Mona thinks about this. Marlowe comments—to fill space—that her platinum hair is out of style, but she explains that it’s a wig. Her own hair, she shows him, is cropped close like a boy’s. She had it cut to show Mars that “I was willing to do what he wanted me to do—hide out. That he didn’t need to have me guarded. I wouldn’t let him down. I love him.” Suddenly she goes to the kitchen for a knife, with which she cuts the ropes binding Marlowe. Surprised, he advises her to come with him and explains that Harry Jones knew her hiding place and that Canino killed Jones because he knew. “But Eddie Mars wouldn’t do that, would he, Silver-Wig? He never killed anybody. He just hires it down.” Mona orders him to get out, her knuckles white, but Marlowe points out that Canino doesn’t know that Marlowe knows—that Jones (and Agnes) gave him the information. What motive does Canino have to kill him, if Mars is not concerned with him?
Mona shakes and laughs “a racking laugh.” She seems puzzled, as if she can’t make everything she knows fit right. Women, she muses—she still loves him! Marlowe connects the facts that Mona can’t face: Canino will be back—a “man who kills like swatting a fly”—and know that she let him go.
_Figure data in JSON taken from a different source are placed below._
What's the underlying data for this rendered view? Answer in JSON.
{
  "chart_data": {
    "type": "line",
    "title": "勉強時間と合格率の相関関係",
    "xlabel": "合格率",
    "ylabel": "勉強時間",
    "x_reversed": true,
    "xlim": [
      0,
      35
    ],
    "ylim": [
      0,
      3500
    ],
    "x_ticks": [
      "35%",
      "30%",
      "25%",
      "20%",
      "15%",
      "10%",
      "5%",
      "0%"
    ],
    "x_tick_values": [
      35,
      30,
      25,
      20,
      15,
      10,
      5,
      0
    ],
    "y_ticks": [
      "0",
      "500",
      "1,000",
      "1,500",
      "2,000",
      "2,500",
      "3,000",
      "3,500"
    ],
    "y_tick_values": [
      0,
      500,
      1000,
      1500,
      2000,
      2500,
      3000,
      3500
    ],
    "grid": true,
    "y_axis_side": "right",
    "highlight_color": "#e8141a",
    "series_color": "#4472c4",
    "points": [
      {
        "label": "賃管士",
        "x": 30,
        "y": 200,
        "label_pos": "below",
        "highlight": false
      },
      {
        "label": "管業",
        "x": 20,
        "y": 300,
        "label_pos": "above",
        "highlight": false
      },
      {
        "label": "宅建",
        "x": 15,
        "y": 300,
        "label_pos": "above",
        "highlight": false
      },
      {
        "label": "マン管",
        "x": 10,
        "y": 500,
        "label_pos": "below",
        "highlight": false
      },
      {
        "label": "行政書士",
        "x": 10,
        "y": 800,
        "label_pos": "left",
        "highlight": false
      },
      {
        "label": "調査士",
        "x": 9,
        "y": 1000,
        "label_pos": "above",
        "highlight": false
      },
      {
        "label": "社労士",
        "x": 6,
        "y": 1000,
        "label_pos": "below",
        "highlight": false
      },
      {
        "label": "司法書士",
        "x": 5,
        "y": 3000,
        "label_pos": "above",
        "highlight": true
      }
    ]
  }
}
He’ll kill Mona without a thought for his boss, Mars, because Mars is “a handful of mush . . . . Canino would take him with a teaspoon.” She forces him out the door, insisting again that Regan is alive and well somewhere. Before he goes, Marlowe assures her that everything is going according to plan and kisses her on lips “like ice.”
Mona Gage Mars has been a phantom character for much of the novel. Readers hear characters describe her beauty—Agnes says of her, “If you ever see her, you won’t make a mistake the second time.” That is, she is so striking that no one who sees her can forget her. Somehow, readers have sensed, Mona ties other characters together, and this chapter reveals how. Her love for Mars is so deep that she willingly shears her hair to prove it, denuding her beauty at a time when women did not wear their hair short. Her trust in Mars is so profound that she doesn’t fear Canino. Her allure is so great that Marlowe risks his life, staying in the house longer than he should to try to persuade her to flee with him, and he exacts a cold kiss before he leaves. Mona and her criminal husband stand at the center of the story, tying the other characters to each other in strangling knots.